BTRFS very high iowait (even if stop urbackup service) Please help!

Hi!

I have UrBackup server for internet backups only.
It has 70 clients.

The problem is very high iowait 25-65%. Write speed around 8-15 Mb/sec!!! Because of this, backups do not have time to be created.
Time of mounts btrfs 5 minutes!

Even If I stop urbackup service iowait still 25-30%. And linear write speed still around 8-15Mb/sec.

I read that when btrfs has a large number of snapshots, the file system starts to slow down a lot. But it is snapshots that are used to create backups.
I have about 80 snapshots for each client, i.e. more than 1000 snapshots in total.

I tried everything I could, but I couldn’t find a solution. Please help!
Someone had a similar problem. And how did you solve it. I will be happy to any suggestions.

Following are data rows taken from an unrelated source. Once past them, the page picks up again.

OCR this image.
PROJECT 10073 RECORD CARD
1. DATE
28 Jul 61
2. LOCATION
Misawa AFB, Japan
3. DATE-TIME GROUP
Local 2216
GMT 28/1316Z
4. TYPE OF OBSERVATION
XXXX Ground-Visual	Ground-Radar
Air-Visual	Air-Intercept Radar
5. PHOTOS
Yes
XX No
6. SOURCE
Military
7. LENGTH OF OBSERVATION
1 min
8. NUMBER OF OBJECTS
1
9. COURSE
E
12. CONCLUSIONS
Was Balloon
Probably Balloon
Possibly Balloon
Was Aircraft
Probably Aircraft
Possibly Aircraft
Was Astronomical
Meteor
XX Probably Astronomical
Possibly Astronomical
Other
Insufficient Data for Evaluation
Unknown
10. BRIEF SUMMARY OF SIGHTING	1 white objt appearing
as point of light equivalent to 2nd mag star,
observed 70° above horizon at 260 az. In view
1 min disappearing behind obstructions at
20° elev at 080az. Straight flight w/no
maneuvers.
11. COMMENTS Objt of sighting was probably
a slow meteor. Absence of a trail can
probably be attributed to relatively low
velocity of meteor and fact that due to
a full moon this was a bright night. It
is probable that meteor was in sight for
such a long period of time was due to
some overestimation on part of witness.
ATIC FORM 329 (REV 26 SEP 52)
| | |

Backups creates everyday. For each client:
Minimal number of incremental file backups: 40 max 100
Minimal number of incremental image backups: 20 max 40

The size - 25Tb.
df -h
Filesystem Size Used Avail Use% Mounted on
/dev/mapper/vgurbackup-lvurbackup1 25T 20T 5.5T 78% /media/BACKUP/urbackup

While I personally use btrfs as my main filesystem on multiple linux machines (including my urbackup server) I have found that it has many degenerate performance issues regarding cpu usage and I/O scheduling under heavy load in combination with large numbers of snapshots. My only generic suggestion to you would be to drastically reduce the number of snapshots per client and let the urbackup server clear those out over time to see if you can recover some of your lost performance.

Depending on your chosen Linux distribution, you might want to follow the latest 5.10 LTS kernel which is supposed to contain numerous btrfs related improvements. However, be warned that the current 5.10 kernel also has several btrfs related performance regression issues so definitely do not rush to upgrade even if you are capable of doing so.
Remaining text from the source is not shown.